Мальчик переступил за дверью. «Не любит животных». Почему-то эта тетя Маша воображает, что ей все-все о нем известно. А его-то как раз животные привлекают. Например, оторвать у жука половину лап и посмотреть, что он будет делать. Из-за этого взрослые всегда ругаются. Но у взрослых притворство. Когда в школе он кошке в морду плеснул кипятком и учительница вызвала Серафиму, та с такими круглыми глазами стояла и все говорила: «Не могу понять, откуда у него такое». А дома, если букашку увидит или паучка, то сразу: «Колька, иди сюда! Возьми бумажку, раздави и выкини…» И все собаки у нее «гадость», а все кошки «зараза»… Впрочем, и другие взрослые тоже врут.

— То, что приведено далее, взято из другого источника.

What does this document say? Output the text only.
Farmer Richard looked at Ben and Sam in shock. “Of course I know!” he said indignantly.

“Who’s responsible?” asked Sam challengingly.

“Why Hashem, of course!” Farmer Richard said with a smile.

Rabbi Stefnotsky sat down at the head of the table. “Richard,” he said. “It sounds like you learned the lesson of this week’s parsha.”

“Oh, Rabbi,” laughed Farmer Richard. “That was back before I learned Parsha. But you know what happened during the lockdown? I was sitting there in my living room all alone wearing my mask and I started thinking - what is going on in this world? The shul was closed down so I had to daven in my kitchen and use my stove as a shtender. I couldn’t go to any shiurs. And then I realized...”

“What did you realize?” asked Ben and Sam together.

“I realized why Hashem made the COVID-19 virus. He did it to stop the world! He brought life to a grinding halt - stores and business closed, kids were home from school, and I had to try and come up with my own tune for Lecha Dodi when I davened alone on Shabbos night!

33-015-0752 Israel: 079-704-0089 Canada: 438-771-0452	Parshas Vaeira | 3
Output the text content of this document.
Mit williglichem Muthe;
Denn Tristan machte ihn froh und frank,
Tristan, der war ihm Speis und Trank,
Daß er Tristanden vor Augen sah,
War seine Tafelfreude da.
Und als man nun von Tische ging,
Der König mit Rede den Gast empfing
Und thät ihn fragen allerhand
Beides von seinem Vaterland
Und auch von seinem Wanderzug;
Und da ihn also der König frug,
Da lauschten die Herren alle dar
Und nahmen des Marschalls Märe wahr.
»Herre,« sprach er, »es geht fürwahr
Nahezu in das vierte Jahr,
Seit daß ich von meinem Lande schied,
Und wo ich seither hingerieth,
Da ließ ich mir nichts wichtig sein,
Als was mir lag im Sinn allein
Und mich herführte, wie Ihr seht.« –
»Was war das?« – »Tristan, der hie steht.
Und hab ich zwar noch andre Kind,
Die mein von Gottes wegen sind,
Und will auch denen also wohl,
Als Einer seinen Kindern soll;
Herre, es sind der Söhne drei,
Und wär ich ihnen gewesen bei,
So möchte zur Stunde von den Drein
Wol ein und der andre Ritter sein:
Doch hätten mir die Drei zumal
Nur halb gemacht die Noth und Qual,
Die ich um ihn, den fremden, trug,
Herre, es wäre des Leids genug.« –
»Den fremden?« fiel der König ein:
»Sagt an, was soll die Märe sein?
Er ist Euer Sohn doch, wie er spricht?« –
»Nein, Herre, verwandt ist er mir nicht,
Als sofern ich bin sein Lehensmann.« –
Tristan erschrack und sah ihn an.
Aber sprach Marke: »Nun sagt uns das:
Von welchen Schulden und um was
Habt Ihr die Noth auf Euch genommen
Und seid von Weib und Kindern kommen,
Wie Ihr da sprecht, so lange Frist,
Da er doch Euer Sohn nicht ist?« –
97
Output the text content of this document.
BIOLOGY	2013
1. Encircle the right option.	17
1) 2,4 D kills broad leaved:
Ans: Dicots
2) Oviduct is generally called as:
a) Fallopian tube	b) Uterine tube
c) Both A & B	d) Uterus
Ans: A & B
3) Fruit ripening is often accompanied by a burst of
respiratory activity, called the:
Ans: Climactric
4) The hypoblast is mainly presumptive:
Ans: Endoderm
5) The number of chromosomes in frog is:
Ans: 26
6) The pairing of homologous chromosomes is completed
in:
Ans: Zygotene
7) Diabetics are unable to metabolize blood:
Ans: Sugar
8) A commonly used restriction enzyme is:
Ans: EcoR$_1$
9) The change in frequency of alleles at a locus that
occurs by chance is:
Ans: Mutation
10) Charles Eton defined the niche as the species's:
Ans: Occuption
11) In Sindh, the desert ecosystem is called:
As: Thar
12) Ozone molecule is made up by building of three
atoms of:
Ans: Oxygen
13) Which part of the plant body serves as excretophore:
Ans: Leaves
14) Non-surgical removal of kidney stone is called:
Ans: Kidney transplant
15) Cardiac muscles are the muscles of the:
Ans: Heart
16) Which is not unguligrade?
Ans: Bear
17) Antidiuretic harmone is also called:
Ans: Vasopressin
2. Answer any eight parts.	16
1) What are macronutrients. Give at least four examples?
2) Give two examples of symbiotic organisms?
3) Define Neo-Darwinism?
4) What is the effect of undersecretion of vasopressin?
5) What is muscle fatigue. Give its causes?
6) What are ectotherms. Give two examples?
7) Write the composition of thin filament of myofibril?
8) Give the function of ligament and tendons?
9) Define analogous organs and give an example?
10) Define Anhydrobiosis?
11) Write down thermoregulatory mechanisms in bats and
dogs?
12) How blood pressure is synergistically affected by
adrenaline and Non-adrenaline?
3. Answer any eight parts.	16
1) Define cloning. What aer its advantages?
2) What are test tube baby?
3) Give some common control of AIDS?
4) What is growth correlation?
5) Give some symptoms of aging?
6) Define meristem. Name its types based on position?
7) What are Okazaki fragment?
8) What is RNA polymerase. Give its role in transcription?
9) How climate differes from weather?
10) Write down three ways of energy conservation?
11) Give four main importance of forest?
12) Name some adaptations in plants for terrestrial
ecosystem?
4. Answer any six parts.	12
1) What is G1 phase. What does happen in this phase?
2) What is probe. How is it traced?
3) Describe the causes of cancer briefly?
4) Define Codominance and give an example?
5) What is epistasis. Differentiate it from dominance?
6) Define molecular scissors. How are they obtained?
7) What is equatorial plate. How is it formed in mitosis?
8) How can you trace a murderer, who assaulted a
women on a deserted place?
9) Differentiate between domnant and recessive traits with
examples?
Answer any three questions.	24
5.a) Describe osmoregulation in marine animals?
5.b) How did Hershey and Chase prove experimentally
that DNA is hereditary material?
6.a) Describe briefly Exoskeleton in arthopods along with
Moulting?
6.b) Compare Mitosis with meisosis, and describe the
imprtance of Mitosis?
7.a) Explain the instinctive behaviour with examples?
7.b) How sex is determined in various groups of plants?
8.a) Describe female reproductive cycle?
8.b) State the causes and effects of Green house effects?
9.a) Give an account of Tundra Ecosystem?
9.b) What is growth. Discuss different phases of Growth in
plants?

Учительница ему нудила-нудила, что животных нельзя обижать, а сама как будто не знает, что ученые лягушек режут и смотрят, как у них лапки дергаются.

А на террасе продолжался разговор:

— Ну, если ты думаешь, что он войдет в трансфер и окажется в Стране, тогда мы вообще не можем ехать. — Это был голос дяди Юры. — И взять его с собой тоже нельзя. Вчетвером, да еще с оборудованием на «Стриже» не поместишься. На крышу ведь не сядешь.

— Ну вот, — сказала тетя Маша, — ты меня уже упрекаешь…

— Ничуть. Просто думаю, что сделать, чтобы он к трансферу не подходил. Если б вчера днем мы с Гришей знали, мы бы начали выключать установку, и как раз к утру готово было бы. Хотя вот… Знаешь, я о чем подумал? Если там в комнате придвинуть шкаф к двери. Придвинуть изнутри, а потом выбраться через окно.